Этот эпизод имел неожиданное продолжение лет через сорок. Как-то на неформальной встрече со своим давним знакомым по комсомолу, бывшим главой города Самары, я вспомнил этот случай. Мир оказался тесен. Только через двадцать лет нашего знакомства, оказалось, что этот человек в то же самое время жил на той же улице, что и я, в соседнем доме. И, вполне возможно, он был среди тех мальчишек, моих ровесников, которым я завидовал, глядя в окно и умирая.

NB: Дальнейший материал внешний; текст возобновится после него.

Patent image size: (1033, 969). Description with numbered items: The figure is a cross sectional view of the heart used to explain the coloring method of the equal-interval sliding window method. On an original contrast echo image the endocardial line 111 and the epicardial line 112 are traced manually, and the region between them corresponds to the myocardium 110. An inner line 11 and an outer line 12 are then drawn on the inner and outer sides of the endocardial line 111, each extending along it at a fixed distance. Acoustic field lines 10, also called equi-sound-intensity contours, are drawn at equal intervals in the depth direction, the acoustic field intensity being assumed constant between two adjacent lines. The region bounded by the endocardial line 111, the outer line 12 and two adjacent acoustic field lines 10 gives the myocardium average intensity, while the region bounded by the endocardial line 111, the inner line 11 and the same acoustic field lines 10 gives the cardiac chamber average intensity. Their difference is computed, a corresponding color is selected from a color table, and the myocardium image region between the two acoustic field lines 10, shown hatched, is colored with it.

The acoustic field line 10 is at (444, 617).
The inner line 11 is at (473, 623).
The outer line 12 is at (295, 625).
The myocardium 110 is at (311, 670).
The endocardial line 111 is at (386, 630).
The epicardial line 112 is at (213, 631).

Осенью 44-го мы возвратились домой. Ехали домой в товарном вагоне, приспособленном кое-как для перевозки людей. В вагоне вместе с нами возвращались по домам ещё несколько семей.
Но возвратились мы не в Красный Рог, а райцентр — Почеп. Перед Войной отец там построил дом. Детям нужно было ходить в школу, а в селе Красный Рог её не было. К счастью, дом остался цел после немецкой оккупации. Жизнь в первые годы после Войны была очень трудной. Всего не хватало. А в городе разгул бандитизма, остатки бандероцев в лесах, голод 47 года. Но это — уже другая история.

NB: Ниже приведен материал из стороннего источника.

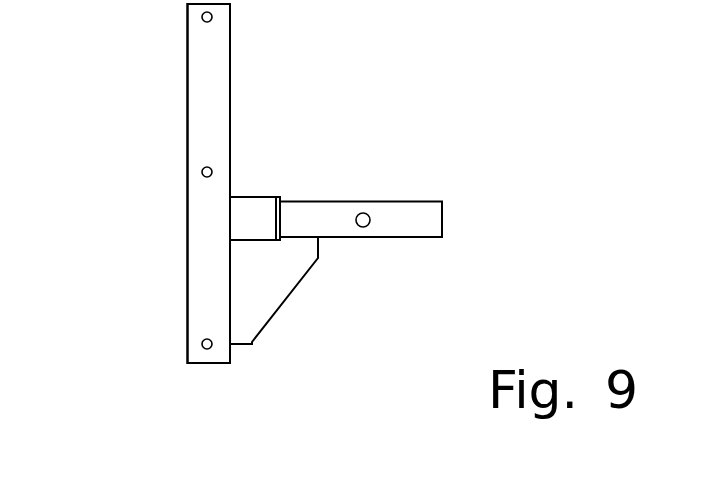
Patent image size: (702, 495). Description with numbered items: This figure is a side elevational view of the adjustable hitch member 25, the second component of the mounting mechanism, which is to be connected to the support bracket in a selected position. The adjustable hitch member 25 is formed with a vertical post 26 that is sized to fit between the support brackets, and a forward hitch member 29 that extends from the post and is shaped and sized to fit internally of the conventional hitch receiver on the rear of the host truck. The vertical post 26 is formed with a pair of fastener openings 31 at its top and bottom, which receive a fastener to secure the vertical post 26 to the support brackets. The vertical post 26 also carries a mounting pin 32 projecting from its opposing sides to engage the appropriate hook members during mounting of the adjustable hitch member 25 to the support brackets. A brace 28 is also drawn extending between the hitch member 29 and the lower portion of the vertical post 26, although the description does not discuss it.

The adjustable hitch member 25 is at (360, 135).
The vertical post 26 is at (218, 133).
The brace 28 is at (265, 295).
The hitch member 29 is at (407, 213).
The fastener openings 31 is at (201, 17).
The mounting pin 32 is at (201, 172).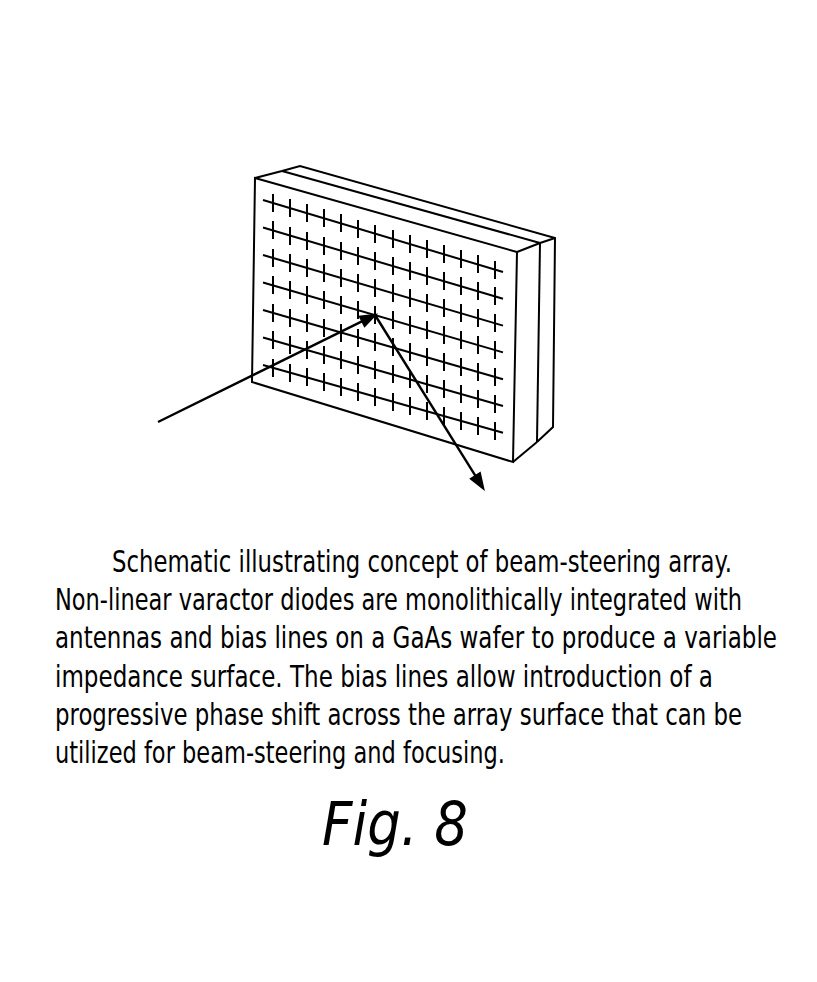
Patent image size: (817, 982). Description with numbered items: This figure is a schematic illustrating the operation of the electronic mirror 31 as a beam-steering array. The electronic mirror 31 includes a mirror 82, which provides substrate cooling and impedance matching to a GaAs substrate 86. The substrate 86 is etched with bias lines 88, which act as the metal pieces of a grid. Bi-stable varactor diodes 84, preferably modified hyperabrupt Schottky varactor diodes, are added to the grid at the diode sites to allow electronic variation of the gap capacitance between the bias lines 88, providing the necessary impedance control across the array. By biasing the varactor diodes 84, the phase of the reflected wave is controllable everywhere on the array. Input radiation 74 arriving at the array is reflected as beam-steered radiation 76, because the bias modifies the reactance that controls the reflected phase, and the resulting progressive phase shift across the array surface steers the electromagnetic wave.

The electronic mirror 31 is at (775, 375).
The input radiation 74 is at (138, 478).
The beam-steered radiation 76 is at (495, 520).
The mirror 82 is at (697, 196).
The bi-stable varactor diodes 84 is at (494, 370).
The GaAs substrate 86 is at (240, 216).
The bias lines 88 is at (317, 143).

Самым страшным потрясением в моей семье была гибель всех родственников нашей семьи, оставшихся в городе. Даже я, своим детским умом понимал, что случилось что-то ужасное и непоправимое. Детская душа замирала , видя плачущую маму. Взрослея, я начинал постигать трагедию моей семьи, трагедию целого народа.

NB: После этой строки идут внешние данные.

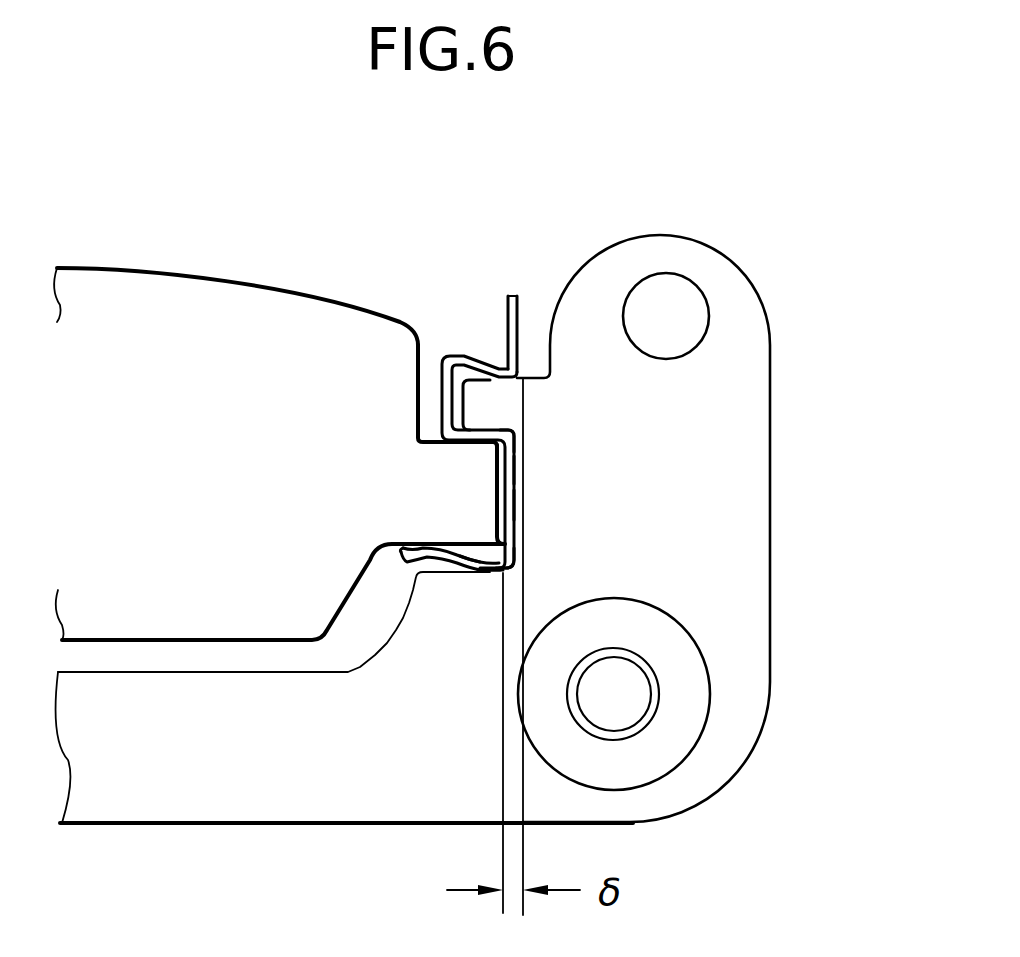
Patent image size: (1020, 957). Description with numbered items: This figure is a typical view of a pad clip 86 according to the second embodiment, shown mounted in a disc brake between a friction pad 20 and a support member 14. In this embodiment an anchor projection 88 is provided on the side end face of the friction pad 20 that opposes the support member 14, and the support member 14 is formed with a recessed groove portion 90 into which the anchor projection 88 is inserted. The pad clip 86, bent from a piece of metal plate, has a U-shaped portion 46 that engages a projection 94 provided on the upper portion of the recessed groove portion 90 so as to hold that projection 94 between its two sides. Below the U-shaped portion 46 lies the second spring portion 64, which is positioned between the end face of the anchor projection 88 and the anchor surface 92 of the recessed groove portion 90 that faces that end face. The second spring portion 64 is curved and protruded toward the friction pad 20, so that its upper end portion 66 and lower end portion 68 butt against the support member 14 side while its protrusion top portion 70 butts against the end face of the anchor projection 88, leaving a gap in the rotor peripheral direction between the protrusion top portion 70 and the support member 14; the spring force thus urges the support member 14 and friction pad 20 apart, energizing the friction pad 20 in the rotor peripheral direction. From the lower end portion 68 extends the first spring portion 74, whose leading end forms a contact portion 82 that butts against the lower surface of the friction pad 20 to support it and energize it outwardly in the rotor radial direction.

The support member 14 is at (778, 392).
The friction pad 20 is at (163, 258).
The U-shaped portion 46 is at (440, 380).
The second spring portion 64 is at (478, 469).
The upper end portion 66 is at (528, 440).
The lower end portion 68 is at (522, 554).
The protrusion top portion 70 is at (497, 500).
The first spring portion 74 is at (484, 592).
The contact portion 82 is at (403, 544).
The pad clip 86 is at (471, 340).
The anchor projection 88 is at (478, 548).
The recessed groove portion 90 is at (524, 470).
The anchor surface 92 is at (524, 505).
The projection 94 is at (532, 387).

И, при этом, я понял, что никакие тяготы, лишения, беды беженцев Катастрофы не сравнить с величайшей трагедией гибели людей от рук фашистов и предателей. Людей, чья «вина» была лишь в том, что они евреи.
Так сложилась судьба, что мне посчастливилось заниматься не только наукой и производством, но и журналистикой, в том числе, киножурналистикой. В дюжине моих документальных фильмов большинство работ о Войне, о людях Войны. Она, проклятая, навечно отпечаталась в сознании, всегда со мной. С тех пор, с тех страшных сороковых.
Ашдод. Июль 2014 года.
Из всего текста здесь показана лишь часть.